“Six billion people working toward a goal together is much more effective than a few dozen scrabbling for themselves.”
In 2019, American author Blake Crouch posed three questions to six writers – How does it feel to change the world? How does anyone know at the moment of discovery where their work will ultimately lead? And should we let that uncertainty stop forward momentum, or do we roll the dice and let the chips fall where they may? Obsessed with rapid change and technological advancement, he curated six short stories by these writers into the collection known as FORWARD.
Of these six stories, my favourite is Emergency Skin by N.K. Jemison, of Broken Earth Trilogy fame. Her novelette sits firmly – which is a rarity – in the genre of solarpunk; crafting a civilisation of technology and nature working in tandem, of social and political equality.

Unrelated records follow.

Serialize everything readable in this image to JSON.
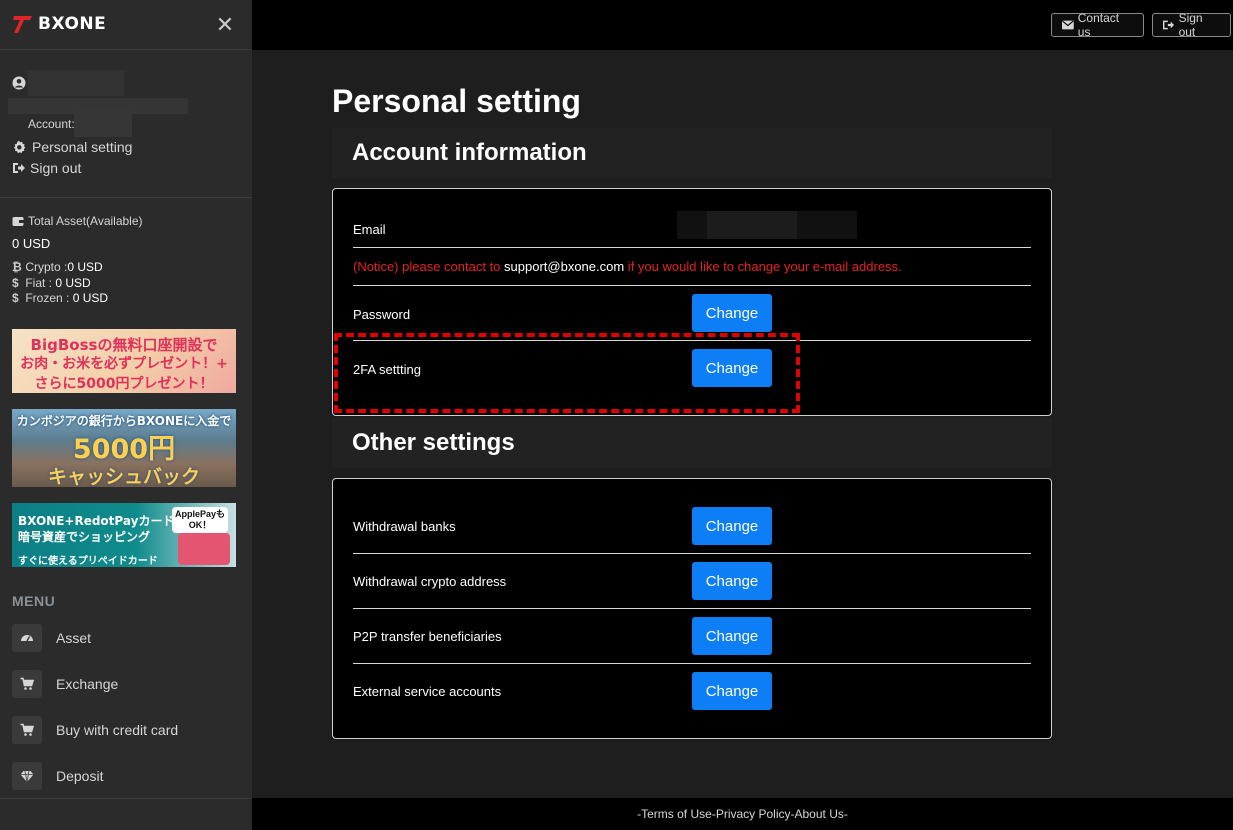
{
  "sidebar": {
    "logo_text": "BXONE",
    "account_label": "Account:",
    "personal_setting": "Personal setting",
    "sign_out": "Sign out",
    "asset_title": "Total Asset(Available)",
    "total": "0 USD",
    "crypto_label": "Crypto :",
    "crypto_value": "0 USD",
    "fiat_label": "Fiat : ",
    "fiat_value": "0 USD",
    "frozen_label": "Frozen : ",
    "frozen_value": "0 USD",
    "banners": [
      {
        "l1": "BigBossの無料口座開設で",
        "l2": "お肉・お米を必ずプレゼント！+",
        "l3": "さらに5000円プレゼント！"
      },
      {
        "l1": "カンボジアの銀行からBXONEに入金で",
        "l2": "5000円",
        "l3": "キャッシュバック"
      },
      {
        "l1": "BXONE+RedotPayカード",
        "l2": "暗号資産でショッピング",
        "l3": "すぐに使えるプリペイドカード",
        "badge": "ApplePayも OK！"
      }
    ],
    "menu_title": "MENU",
    "menu": [
      {
        "label": "Asset",
        "icon": "dashboard-icon"
      },
      {
        "label": "Exchange",
        "icon": "cart-icon"
      },
      {
        "label": "Buy with credit card",
        "icon": "cart-icon"
      },
      {
        "label": "Deposit",
        "icon": "diamond-icon"
      }
    ]
  },
  "topbar": {
    "contact_us": "Contact us",
    "sign_out": "Sign out"
  },
  "main": {
    "page_title": "Personal setting",
    "account_section": {
      "title": "Account information",
      "email_label": "Email",
      "notice_pre": "(Notice) please contact to ",
      "notice_email": "support@bxone.com",
      "notice_post": " if you would like to change your e-mail address.",
      "password_label": "Password",
      "twofa_label": "2FA settting",
      "change_label": "Change"
    },
    "other_section": {
      "title": "Other settings",
      "rows": [
        {
          "label": "Withdrawal banks",
          "button": "Change"
        },
        {
          "label": "Withdrawal crypto address",
          "button": "Change"
        },
        {
          "label": "P2P transfer beneficiaries",
          "button": "Change"
        },
        {
          "label": "External service accounts",
          "button": "Change"
        }
      ]
    }
  },
  "footer": {
    "dash1": "- ",
    "terms": "Terms of Use",
    "sep1": " - ",
    "privacy": "Privacy Policy",
    "sep2": " - ",
    "about": "About Us",
    "dash2": " -"
  },
  "colors": {
    "accent": "#0d7ef5",
    "notice": "#e42121",
    "highlight": "#e00000",
    "sidebar_bg": "#2b2b2b",
    "main_bg": "#1e1e1e"
  }
}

In Emergency Skin, the civilisation of billionaires who escaped into space when the planet was near its end send back a scout to check on Earth’s state, and instead of finding a desolate hellscape, discover a flourishing world of community and technological advancement. Instead of succumbing to the end, the people of the world were able to come together in their hour of need and find a way to thrive alongside the environment and each other.
With six science fiction stories, the FORWARD collection spans from a take on random number generators in casinos by The Martian writer Andy Weir, to a stunning piece on grief at the end of the world, when you’re tasked with saving the last genetic samples of plants from across the planet by Veronica Roth, creator of Divergent.
The climate crisis and themes of sustainability are consistently prevalent in science fiction, but they tend to be displayed in the mournful longings of dystopian survivors who regret what they have lost; however it is Emergency Skin that offers a new take, a hopeful take, on what could be if humanity only comes together to forge it (and billionaires are eradicated once and for all).